Replacing conventional power with renewables may happen over time; over a long time. Most arguments favour replacing old thermal coal power plants and ageing nuclear electrical generation. The conventional wisdom proposes options that will provide steady baseload power. Baseload power implies electricity that will be available 24 hours per day 365 days per year. The arguments for renewables including hydro, wind and solar power will be about their credentials in the environmental space. Arguments against coal are about the CO2 emissions and Nuclear will be about their waste issues. There may be some concerns about using nuclear technology and fuel for weapons but there are international safeguards for that. The argument against renewables is about their intermittency of supply.

IRENA is an information source for the costs of generating electricity.
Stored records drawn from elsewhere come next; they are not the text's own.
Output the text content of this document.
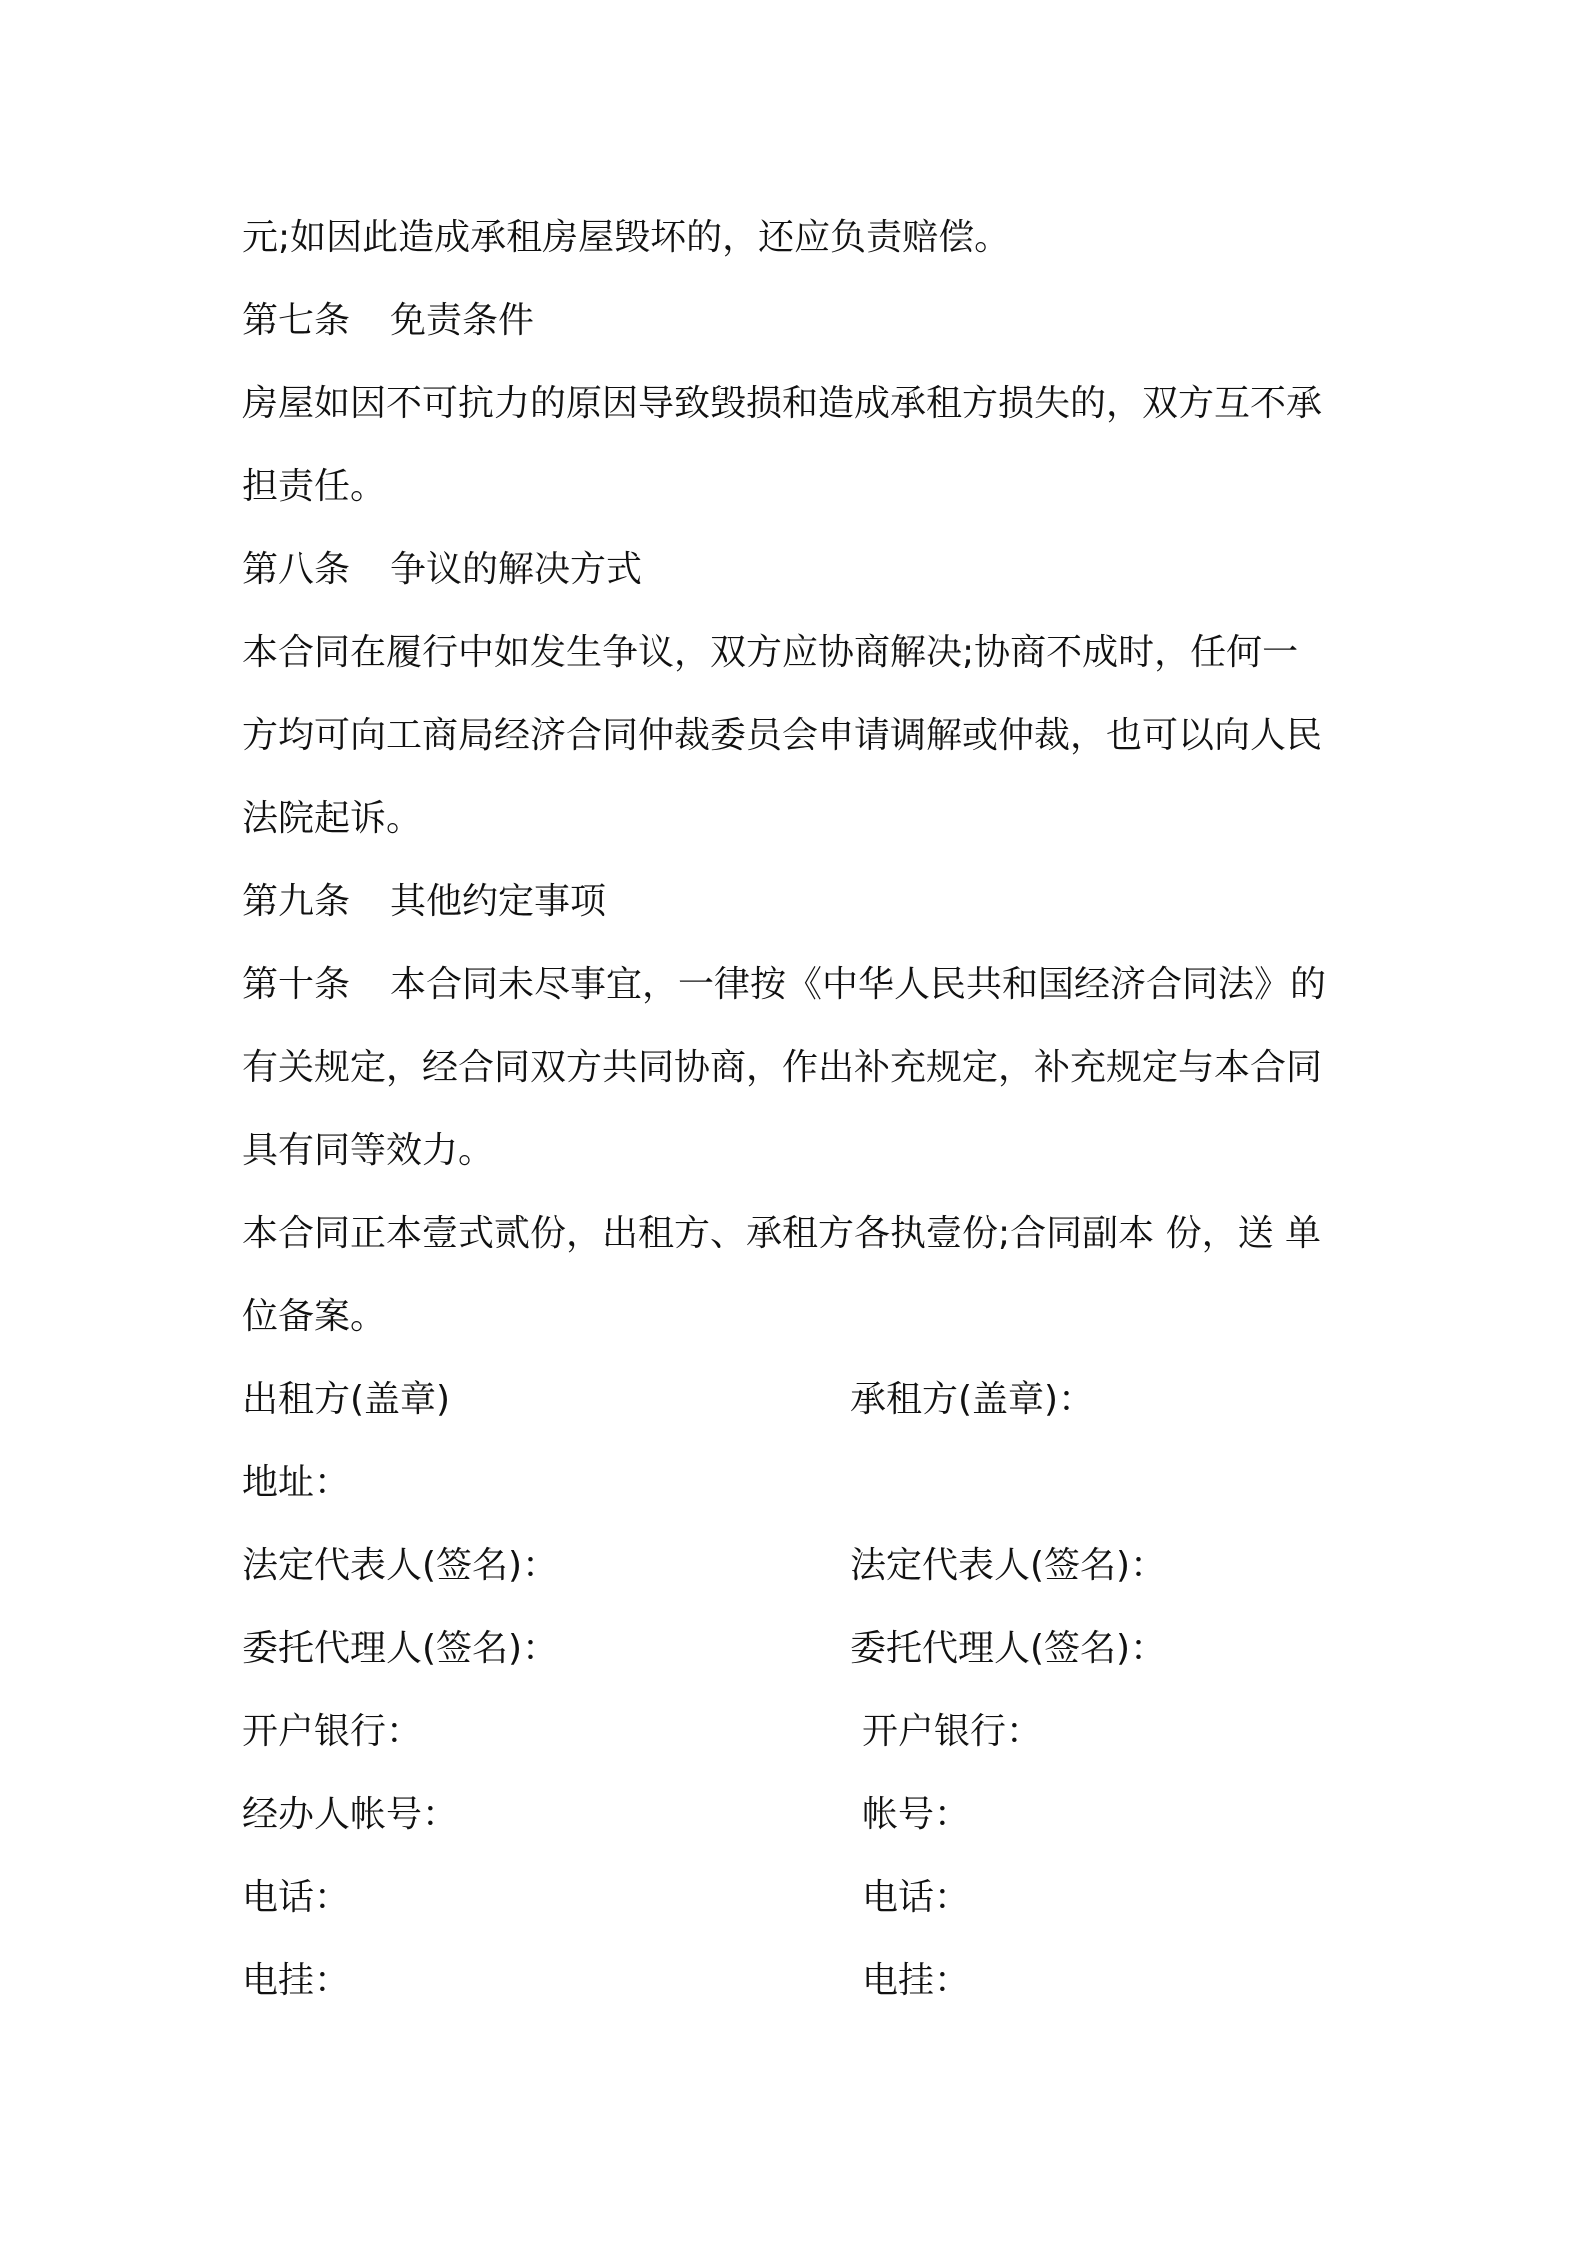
元;如因此造成承租房屋毁坏的，还应负责赔偿。
第七条 免责条件
房屋如因不可抗力的原因导致毁损和造成承租方损失的，双方互不承
担责任。
第八条 争议的解决方式
本合同在履行中如发生争议，双方应协商解决;协商不成时，任何一
方均可向工商局经济合同仲裁委员会申请调解或仲裁，也可以向人民
法院起诉。
第九条 其他约定事项
第十条 本合同未尽事宜，一律按《中华人民共和国经济合同法》的
有关规定，经合同双方共同协商，作出补充规定，补充规定与本合同
具有同等效力。
本合同正本壹式贰份，出租方、承租方各执壹份;合同副本 份，送 单
位备案。
出租方(盖章)	承租方(盖章)：
地址：
法定代表人(签名)：	法定代表人(签名)：
委托代理人(签名)：	委托代理人(签名)：
开户银行：	开户银行：
经办人帐号：	帐号：
电话：	电话：
电挂：	电挂：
They show electricity generated from solar and wind are now lower cost than conventional coal and nuclear power. However, the argument from proponents of conventional power is that the fuel being used is thermally dense. They argue the ground space used by a ‘conventional’ power station (using coal or nuclear fuel) can therefore be smaller. The space used for the plant producing base-load electricity is more compact than the other generators using renewable sources.
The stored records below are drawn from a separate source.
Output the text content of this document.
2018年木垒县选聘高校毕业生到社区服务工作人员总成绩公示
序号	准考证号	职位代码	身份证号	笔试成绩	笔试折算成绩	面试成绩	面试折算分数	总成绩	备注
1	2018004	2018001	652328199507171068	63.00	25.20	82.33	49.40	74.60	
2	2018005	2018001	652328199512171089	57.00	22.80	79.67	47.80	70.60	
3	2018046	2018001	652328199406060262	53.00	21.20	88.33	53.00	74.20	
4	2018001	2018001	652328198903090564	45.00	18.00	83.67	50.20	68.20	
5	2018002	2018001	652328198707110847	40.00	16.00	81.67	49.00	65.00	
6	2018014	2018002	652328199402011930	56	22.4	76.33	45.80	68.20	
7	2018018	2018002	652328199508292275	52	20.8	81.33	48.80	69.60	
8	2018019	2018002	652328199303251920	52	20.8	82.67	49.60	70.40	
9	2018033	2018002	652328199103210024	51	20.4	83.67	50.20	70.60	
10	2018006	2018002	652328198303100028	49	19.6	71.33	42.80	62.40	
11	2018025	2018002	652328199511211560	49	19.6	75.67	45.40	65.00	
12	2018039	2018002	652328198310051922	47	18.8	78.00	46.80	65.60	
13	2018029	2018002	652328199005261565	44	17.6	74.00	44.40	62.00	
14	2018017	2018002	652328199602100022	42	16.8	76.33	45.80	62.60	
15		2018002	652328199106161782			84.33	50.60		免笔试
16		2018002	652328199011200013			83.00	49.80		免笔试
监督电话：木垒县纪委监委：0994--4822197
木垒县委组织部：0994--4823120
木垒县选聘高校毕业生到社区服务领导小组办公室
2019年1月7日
Solar and wind farms do use a lot of ground space. There is an argument for having a catalogue of supplies rather than just renewables like wind and solar. Renewables do make excellent secondary passive power systems. Intermittent energy sources in combination with advanced storage systems beyond lithium batteries and efficient energy-smart switching devices make it possible.

Having baseload power

Currently, hydropower can provide scalable base-load power. Replacing conventional power with renewables could mean less stable power networks. The intermittent supplies from wind or solar setups can provide base-load power only if supported with enough storage. While the costs of storage have dropped, the required amount of storage to cover the daily demand is significant. Storage batteries hold surplus generation above the daily output needed to keep the distribution network operating. To keep enough batteries charged at the scale to satisfy the grid is a huge task. Even when they are less expensive, battery storage is an added cost for reliability.

Proponents of the conventional power stations point to the costs of upgrading the distribution grid infrastructure for less reliable renewables. Software, switching yards and interconnects will accompany any new generation facility to put electricity where required. Whenever a new generation capacity is added the distribution network will need upgrading. That will be an obvious requirement in an area where no previous power generation existed. The argument for conventional power stations is basically one of maintaining a centralised electricity generation setup.
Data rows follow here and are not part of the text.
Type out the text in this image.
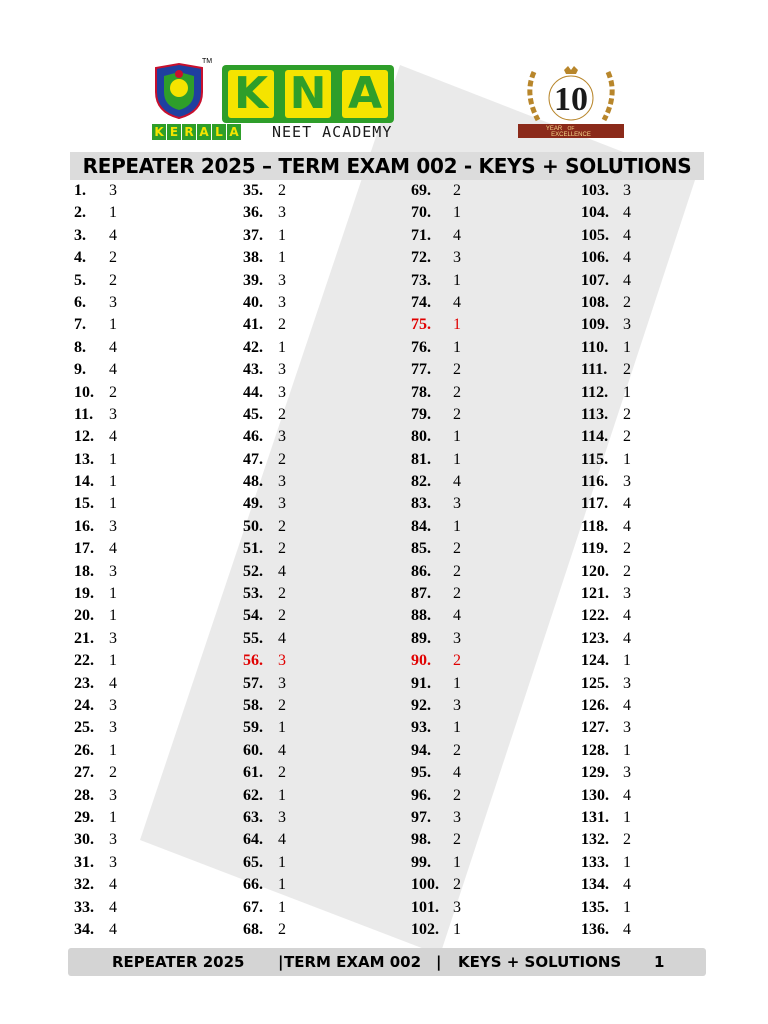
TM
K N A
K E R A L A NEET ACADEMY
10
YEAR OF
EXCELLENCE
REPEATER 2025 – TERM EXAM 002 - KEYS + SOLUTIONS
1. 3
2. 1
3. 4
4. 2
5. 2
6. 3
7. 1
8. 4
9. 4
10. 2
11. 3
12. 4
13. 1
14. 1
15. 1
16. 3
17. 4
18. 3
19. 1
20. 1
21. 3
22. 1
23. 4
24. 3
25. 3
26. 1
27. 2
28. 3
29. 1
30. 3
31. 3
32. 4
33. 4
34. 4
35. 2
36. 3
37. 1
38. 1
39. 3
40. 3
41. 2
42. 1
43. 3
44. 3
45. 2
46. 3
47. 2
48. 3
49. 3
50. 2
51. 2
52. 4
53. 2
54. 2
55. 4
56. 3
57. 3
58. 2
59. 1
60. 4
61. 2
62. 1
63. 3
64. 4
65. 1
66. 1
67. 1
68. 2
69. 2
70. 1
71. 4
72. 3
73. 1
74. 4
75. 1
76. 1
77. 2
78. 2
79. 2
80. 1
81. 1
82. 4
83. 3
84. 1
85. 2
86. 2
87. 2
88. 4
89. 3
90. 2
91. 1
92. 3
93. 1
94. 2
95. 4
96. 2
97. 3
98. 2
99. 1
100. 2
101. 3
102. 1
103. 3
104. 4
105. 4
106. 4
107. 4
108. 2
109. 3
110. 1
111. 2
112. 1
113. 2
114. 2
115. 1
116. 3
117. 4
118. 4
119. 2
120. 2
121. 3
122. 4
123. 4
124. 1
125. 3
126. 4
127. 3
128. 1
129. 3
130. 4
131. 1
132. 2
133. 1
134. 4
135. 1
136. 4
REPEATER 2025 | TERM EXAM 002 | KEYS + SOLUTIONS 1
Solar and wind energy options

Solar generation works when there is the sun shining on the panels. Wind generation works when there is wind to spin the turbine blades. Hydropower works 24/7 unless there is a drought. Nuclear plants and thermal coal power plants work well where permitted and fuel is secure.

Renewables like solar and wind will advance when energy storage can be assured. If batteries are capable to store enough energy to guarantee operation for several days, the power utility’s concerns would diminish. Consumers use the electricity being generated and there must be enough additional generating capacity to keep batteries charged.

We tend to think of a centralised utility energy storage facility. There is a possibility for the battery storage to be distributed across the consumer base. Consumers of electricity buy batteries for storing cheap renewable solar electricity at daytime rates. They would store that power for future use during the night. In that scenario, the residential battery storage will be a household commodity to access slightly cheaper electricity. In many low-density residential places space for battery storage is not a concern.

Building energy options

Solar panels placed on the land to generate electric power need to take into consideration the value of the land. Land is not a renewable resource. The rental cost of land needs to be factored into the value of the energy source placed on it. Solar technology either needs to use low-value land or be positioned in locations where the panels contribute. Governments regulate the minimum energy efficiency rating of structures and buildings. They could take into consideration the contribution from supporting electricity generation of wind or solar panels in those ratings.

Industrial and commercial buildings often consume huge amounts of power on a day-to-day basis. Most warehouses have large roof spaces that absorb heat and light. Solar panels would assist as an electricity generation source for cooling, light and power. The generating panels would reduce the total amount of power needed in the location of the building. Put solar on top of residential, industrial, public and commercial buildings. Use that output to offset the electricity used at that building.

Solar panels on the car parking structures could charge EVs, and charge batteries for security lighting. The shade of solar panels over parking areas would reduce the sun damage to the vehicles. The solar power generated could provide a carbon-neutral energy source to recharge cars of patrons using those buildings. Over time more places will be incorporating a mix of renewables into their networks. With peer-to-peer sales being an option, some generators could sell the excess electricity to their neighbours at competitive rates. Neighbours with batteries could buy power generated during the day for future use.

Replacing conventional power with renewable energy options

Replacing conventional power with renewables has its supporters. In places where a significant proportion of the electricity generation comes from renewables, there will be baseload support. That support may be hydropower, geothermal, conventional power from coal or nuclear. The present-day costs of electricity whether from renewables or conventional powerplants are relatively high. Utilities will provide a large part of the electricity network’s generation mix, particularly during low renewable generation periods.

Strategies to stabilise supply such as developing a distributed battery network could help. As more solar and wind generation comes onto the grid there will be demand to address grid stability problems. Most concerns will come from utilities supporting the use of conventional power sources. There will be lobbying for a commitment to a conventional baseload power supply. Conventional power usually comes from fossil fuel, nuclear fuel, or renewable baseload like hydropower. Some utility networks will choose to supply for baseload from nuclear power rather than thermal coal technology. In time older nuclear power stations may go. It is likely utilities will simultaneously build new nuclear power stations and increase their take up of renewables.